Recently Paul Truong revisited sections of the Ho Chi Minh Highway, Vietnam, that have been stabilized with Vetiver System applications. He prepared this photo essay that shows the impact of VS over a fouteen year period. (2000 – 2014). We are indebted to Van Tran and Van Man (former and current Vetiver Network coordinators in Vietnam for some of the photos and the incredible work that was performed on this highway that follows the alignment of Vietnam’s famous Ho Chi Minh Trail.

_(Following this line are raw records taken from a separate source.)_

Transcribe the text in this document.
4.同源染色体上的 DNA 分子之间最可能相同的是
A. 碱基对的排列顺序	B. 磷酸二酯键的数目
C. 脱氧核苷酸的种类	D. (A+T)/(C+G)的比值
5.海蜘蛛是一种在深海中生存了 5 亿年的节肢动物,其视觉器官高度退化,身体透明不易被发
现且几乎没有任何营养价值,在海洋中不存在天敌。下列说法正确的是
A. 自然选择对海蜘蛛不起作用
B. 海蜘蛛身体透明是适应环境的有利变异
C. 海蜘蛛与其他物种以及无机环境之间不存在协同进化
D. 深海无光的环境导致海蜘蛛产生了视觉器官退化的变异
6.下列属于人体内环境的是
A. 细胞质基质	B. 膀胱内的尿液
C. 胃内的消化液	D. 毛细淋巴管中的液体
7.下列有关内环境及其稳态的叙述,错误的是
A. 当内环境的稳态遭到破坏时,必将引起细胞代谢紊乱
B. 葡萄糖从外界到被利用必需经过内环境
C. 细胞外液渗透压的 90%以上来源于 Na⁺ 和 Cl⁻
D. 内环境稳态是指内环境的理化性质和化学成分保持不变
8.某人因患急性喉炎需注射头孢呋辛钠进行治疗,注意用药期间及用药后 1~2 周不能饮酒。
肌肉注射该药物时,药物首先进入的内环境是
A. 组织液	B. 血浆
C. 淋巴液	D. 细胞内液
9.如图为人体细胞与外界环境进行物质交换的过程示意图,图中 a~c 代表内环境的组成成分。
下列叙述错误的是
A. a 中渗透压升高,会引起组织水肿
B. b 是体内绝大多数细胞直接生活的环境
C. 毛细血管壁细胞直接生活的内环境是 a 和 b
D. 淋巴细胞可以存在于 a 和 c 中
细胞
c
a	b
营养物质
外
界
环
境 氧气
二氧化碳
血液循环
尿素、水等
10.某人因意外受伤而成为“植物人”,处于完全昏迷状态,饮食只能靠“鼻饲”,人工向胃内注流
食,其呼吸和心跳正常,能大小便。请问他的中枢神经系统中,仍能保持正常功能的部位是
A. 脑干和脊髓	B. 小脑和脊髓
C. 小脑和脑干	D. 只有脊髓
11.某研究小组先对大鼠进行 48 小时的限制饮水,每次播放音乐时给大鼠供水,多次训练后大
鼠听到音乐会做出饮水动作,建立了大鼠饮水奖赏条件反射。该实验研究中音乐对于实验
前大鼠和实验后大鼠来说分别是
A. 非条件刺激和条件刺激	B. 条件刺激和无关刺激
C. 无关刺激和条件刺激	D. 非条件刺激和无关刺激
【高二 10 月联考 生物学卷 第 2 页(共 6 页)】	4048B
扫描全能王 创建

The work and impact of these VS applications have to be considered, with the test of time, successful. There were some slips (1 meter and 10 meter deep) that VS could not prevent, even so the overall results were excellent. Contrary to views of some critics the Vetiver System: (a) protected slopes of over 60%, (b) protected slopes against very high rainfall, (2000 mm per year) including extreme events under typhoon conditions, (c) provided a microclimate that allowed native plant species to naturally establish and eventually shade out the vetiver to the extent that in 2014 there is little evidence of vetiver in the earlier plantings – NOTE where native species did not establish vetiver continued to grow and protect the slopes, (d) resulted in a much reduced investment cost (estimated at 90% of hard engineering solutions), and minimum annual maintenance costs, and (e) proper engineering design assures even better results of VS application as a stand alone technology or in combination with hard engineering technology.
The experience on this highway confirms that VS could be applied widely for slope stabilization in developing countries where climate permits and where labor is relatively cheap. It also confirms the need for good engineering design.